I cross that one out too.
My family and friends fill my refrigerator with casseroles.
Dad shows up after lunch.
“You should come home,” he says. “Your mother doesn’t think you should be alone.”
I agree, not because of my mother but because my place no longer feels right to me.
I’ll renovate it. Redesign it from the ground up.
I move back into my old room.
Zach patrols. He sleeps at the foot of my bed. He sits up when an owl hoots. He growls at the shadows on the blinds. When I take him outside, he heels tighter than he ever has.
Dogs know.
Back to Boulder. More questioning.
“Did you aim to kill?”
My mouth opens and shuts.
Yes?
No?
Yes. I aimed to stop.
Stopping is death when a man is about to kill your sister.
Sleep again. A dream where the gunshot is a starting pistol and I’m supposed to run, but my legs fill with cement. A dream where the gunshot is a door slamming and Angie is on the other side and I can’t find the handle. A dream where the gunshot is a metronome and I keep missing the beat.
When I wake, Zach’s paw is on my wrist. His eyes tell me he’s still here. I rub his ears until my heart drops back into its cavity.

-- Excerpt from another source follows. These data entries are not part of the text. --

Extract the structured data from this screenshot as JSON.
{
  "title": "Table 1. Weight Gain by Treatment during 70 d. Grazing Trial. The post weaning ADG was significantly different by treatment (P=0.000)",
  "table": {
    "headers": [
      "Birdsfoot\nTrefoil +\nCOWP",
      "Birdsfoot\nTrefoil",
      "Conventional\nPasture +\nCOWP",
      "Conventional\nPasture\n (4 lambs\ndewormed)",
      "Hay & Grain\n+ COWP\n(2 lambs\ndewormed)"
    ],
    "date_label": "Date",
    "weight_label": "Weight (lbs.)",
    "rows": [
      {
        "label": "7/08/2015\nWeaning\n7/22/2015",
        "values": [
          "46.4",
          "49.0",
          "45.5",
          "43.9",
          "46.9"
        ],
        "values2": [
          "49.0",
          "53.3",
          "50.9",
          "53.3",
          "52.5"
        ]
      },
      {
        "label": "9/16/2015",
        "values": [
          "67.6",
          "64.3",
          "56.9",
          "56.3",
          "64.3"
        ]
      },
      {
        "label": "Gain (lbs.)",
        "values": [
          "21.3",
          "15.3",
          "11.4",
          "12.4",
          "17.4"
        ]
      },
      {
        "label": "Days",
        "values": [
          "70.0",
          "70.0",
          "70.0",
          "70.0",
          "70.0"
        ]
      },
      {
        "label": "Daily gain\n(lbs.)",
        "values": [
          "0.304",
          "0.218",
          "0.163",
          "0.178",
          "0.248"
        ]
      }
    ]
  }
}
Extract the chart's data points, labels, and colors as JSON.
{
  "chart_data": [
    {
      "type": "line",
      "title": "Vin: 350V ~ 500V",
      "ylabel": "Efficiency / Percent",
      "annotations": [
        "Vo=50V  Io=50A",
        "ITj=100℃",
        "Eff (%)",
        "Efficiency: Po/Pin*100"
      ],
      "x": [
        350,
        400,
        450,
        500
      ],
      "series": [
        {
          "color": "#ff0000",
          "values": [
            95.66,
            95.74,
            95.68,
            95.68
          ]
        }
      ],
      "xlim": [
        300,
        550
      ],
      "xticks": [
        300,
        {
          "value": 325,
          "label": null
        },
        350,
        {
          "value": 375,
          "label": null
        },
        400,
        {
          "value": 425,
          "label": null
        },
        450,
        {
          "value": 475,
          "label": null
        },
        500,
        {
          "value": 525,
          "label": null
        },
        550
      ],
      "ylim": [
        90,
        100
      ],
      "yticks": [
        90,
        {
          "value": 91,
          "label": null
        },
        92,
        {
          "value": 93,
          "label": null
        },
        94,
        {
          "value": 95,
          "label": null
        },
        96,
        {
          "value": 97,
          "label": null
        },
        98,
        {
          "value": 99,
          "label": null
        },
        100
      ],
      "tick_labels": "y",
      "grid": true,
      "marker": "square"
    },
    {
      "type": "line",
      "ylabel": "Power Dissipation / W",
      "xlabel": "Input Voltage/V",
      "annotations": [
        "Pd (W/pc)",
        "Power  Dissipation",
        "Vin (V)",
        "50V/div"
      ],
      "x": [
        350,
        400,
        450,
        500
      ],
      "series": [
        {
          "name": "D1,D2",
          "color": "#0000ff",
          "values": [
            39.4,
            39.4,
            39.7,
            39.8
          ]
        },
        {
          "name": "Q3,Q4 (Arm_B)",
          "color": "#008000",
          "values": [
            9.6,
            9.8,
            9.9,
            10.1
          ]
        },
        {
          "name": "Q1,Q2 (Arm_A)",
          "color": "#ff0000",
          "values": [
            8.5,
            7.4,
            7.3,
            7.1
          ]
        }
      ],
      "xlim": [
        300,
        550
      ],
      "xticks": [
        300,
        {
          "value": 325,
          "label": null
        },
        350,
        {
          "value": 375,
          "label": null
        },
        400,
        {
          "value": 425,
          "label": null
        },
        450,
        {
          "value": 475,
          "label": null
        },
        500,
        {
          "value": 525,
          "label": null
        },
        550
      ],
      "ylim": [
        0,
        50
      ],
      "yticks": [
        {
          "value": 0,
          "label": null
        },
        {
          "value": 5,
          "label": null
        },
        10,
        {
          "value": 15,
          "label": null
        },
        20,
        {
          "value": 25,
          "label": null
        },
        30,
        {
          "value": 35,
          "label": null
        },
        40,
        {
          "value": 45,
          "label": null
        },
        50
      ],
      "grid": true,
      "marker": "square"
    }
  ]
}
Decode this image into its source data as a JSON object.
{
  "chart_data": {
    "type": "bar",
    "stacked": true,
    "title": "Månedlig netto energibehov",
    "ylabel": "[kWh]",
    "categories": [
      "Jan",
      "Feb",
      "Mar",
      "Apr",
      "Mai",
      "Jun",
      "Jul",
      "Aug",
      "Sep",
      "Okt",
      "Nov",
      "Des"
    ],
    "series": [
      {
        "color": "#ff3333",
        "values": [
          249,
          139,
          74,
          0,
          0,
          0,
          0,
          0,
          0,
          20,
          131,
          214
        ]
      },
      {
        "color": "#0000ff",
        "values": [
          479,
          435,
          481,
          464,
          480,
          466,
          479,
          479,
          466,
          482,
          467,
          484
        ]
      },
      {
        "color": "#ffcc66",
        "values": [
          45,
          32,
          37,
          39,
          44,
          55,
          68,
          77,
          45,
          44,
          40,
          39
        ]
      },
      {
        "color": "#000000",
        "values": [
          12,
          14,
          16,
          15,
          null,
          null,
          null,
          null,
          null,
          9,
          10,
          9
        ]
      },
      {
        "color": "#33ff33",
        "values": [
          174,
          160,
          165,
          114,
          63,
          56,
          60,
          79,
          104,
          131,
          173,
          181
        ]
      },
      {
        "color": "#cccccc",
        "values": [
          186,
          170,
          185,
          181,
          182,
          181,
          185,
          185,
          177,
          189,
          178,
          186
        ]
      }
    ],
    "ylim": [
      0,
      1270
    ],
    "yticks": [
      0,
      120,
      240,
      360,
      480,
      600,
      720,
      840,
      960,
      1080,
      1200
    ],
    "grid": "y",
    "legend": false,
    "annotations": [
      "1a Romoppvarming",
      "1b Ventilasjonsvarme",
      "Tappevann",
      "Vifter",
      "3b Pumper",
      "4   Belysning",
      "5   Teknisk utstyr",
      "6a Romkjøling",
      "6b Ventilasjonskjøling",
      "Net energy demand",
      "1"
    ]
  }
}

The foundation emails pile.
I head to the office.
Brad texts me while I’m on the way.
Turn around. If you don’t, I’ll call your mother.
He’s playing hardball.
I text back a middle finger emoji.
Night again. The nightmares.
The gun.
The blood.
Zach drops a ball in my lap. I throw it down the hall. He thunders after it. He brings it back and nudges my hand until I throw again.
Day whatever. Mom shows up with clean sheets. She changes my bed like I’m six. I let her.
I lie on top of the covers and stare at the ceiling and recite the counties of Colorado because that’s what Coach made us do on long bus rides when we were fourteen. I get to Gunnison and stall out.